28. Mr. LITTMAN (Association for World Education) said that a number of Middle East peace initiatives had recently been proposed, with a view to establishing a future Palestinian State and genuine peace with Israel. However, none of those initiatives addressed the issue of regional security. He hoped that the new Palestinian leader would break with the sterile past of death, destruction and corruption, and would not miss the opportunity for peace and reconciliation. A new spirit of mutual acceptance would only flourish in the Middle East when human rights and individual security and dignity for all became rooted in law.
63. Mr. ALKANTAR (Nord Sud XXI) said that the commitment of all Lebanese citizens to promoting the sovereignty and independence of Lebanon did not entitle certain NGOs to hold forth on the matter before the Commission. Lebanon would achieve sovereignty when the Israeli armed forces withdrew completely from occupied Lebanese land and released Lebanese prisoners from Israeli jails.
64. Eight thousand Palestinian and other Arab detainees continued to be held in Israeli prisons in breach of the Geneva Conventions and international law. In 2004 and 2005 the Israeli authorities had released on three occasions a total of roughly 1,100 Lebanese and Palestinian prisoners but those prisoners had for the most part served or almost served their sentences. Hence their release had merely served as propaganda and the Israeli army had subsequently proceeded to arrest hundreds more Palestinians. Of the 2,464 convicted prisoners, 434 had been in custody for more than 10 years, 144 for more than 15 years, and 19 for more than 20 years.
65. He stressed the importance of ensuring that all prisoners were treated in accordance with international human rights and humanitarian law.

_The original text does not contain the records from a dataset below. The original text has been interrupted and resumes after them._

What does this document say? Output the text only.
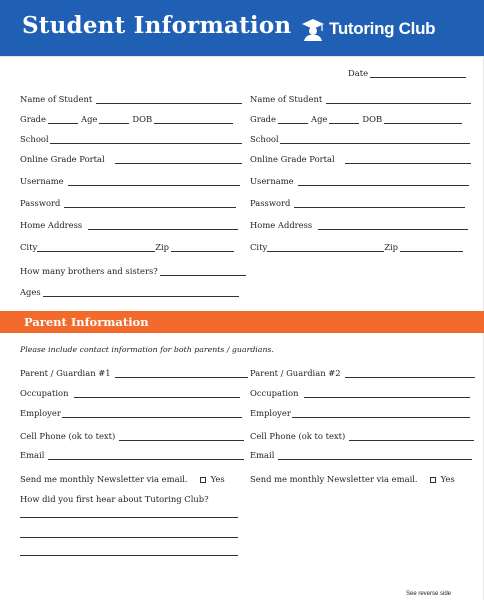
Student Information Tutoring Club
Date
Name of Student
Grade	Age	DOB
School
Online Grade Portal
Username
Password
Home Address
City	Zip
Name of Student
Grade	Age	DOB
School
Online Grade Portal
Username
Password
Home Address
City	Zip
How many brothers and sisters?
Ages
Parent Information
Please include contact information for both parents / guardians.
Parent / Guardian #1
Occupation
Employer
Cell Phone (ok to text)
Email
Send me monthly Newsletter via email.	Yes
Parent / Guardian #2
Occupation
Employer
Cell Phone (ok to text)
Email
Send me monthly Newsletter via email.	Yes
How did you first hear about Tutoring Club?
See reverse side
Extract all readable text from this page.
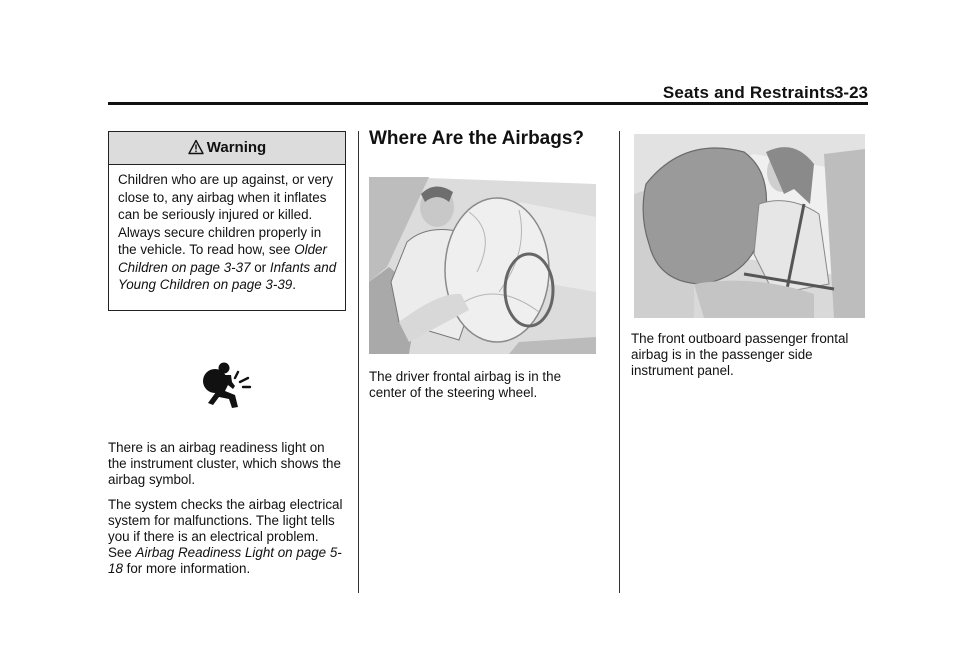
Seats and Restraints
3-23
Warning
Children who are up against, or very close to, any airbag when it inflates can be seriously injured or killed. Always secure children properly in the vehicle. To read how, see Older Children on page 3-37 or Infants and Young Children on page 3-39.
There is an airbag readiness light on the instrument cluster, which shows the airbag symbol.
The system checks the airbag electrical system for malfunctions. The light tells you if there is an electrical problem. See Airbag Readiness Light on page 5-18 for more information.
Where Are the Airbags?
The driver frontal airbag is in the center of the steering wheel.
The front outboard passenger frontal airbag is in the passenger side instrument panel.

85. Ms. KOHN (Habitat International Coalition and Adalah: the Legal Centre for Arab Minority Rights in Israel) said that the organizations she represented were gravely concerned over Israel’s discriminatory land allocation policies. In accordance with the Jewish National Fund’s objectives, namely to purchase or otherwise acquire lands in Israel for the purpose of settling Jews, the Israel Lands Administration prohibited Palestinian citizens of Israel from leasing land from that organization, which owned 13 per cent of all land in Israel. The Israel Lands Administration controlled over 93 per cent of all land in Israel. Since 1948, large portions of land had been confiscated or otherwise appropriated by the State or Zionist institutions like the Jewish National Fund, which were chartered to benefit Jewish citizens exclusively; most of that land belonged to Palestinian refugees. In spite of its discriminatory policies, the Jewish National Fund operated in several of the Commission’s member States, registered as a charitable organization and thus exempt from taxation.
86. In October 2004, the Legal Centre for Arab Minority Rights in Israel had submitted a petition to the Supreme Court of Israel demanding an end to such institutionalized discrimination. In its response, the Jewish National Fund had stated its loyalty to the Jewish people and affirmed that it had no duty to practise equality towards all citizens of the State. As a public agency, the Israel Lands Administration was bound by the principle of equal treatment of all citizens. Its discriminatory policies were dangerous and extremist and sent a harmful and humiliating message to Palestinian citizens of Israel. In July 2004, the Jewish National Fund had been granted NGO status with the United Nations Department of Public Information, in spite of its violations of the principles enshrined in the Charter of the United Nations.
87. The Commission should investigate State-sponsored land allocation practices in Israel; press for the cessation of such discriminatory policies; and inform the Economic and Social Council of the activities and official status of the Jewish National Fund, especially in the light of its putative non-governmental status.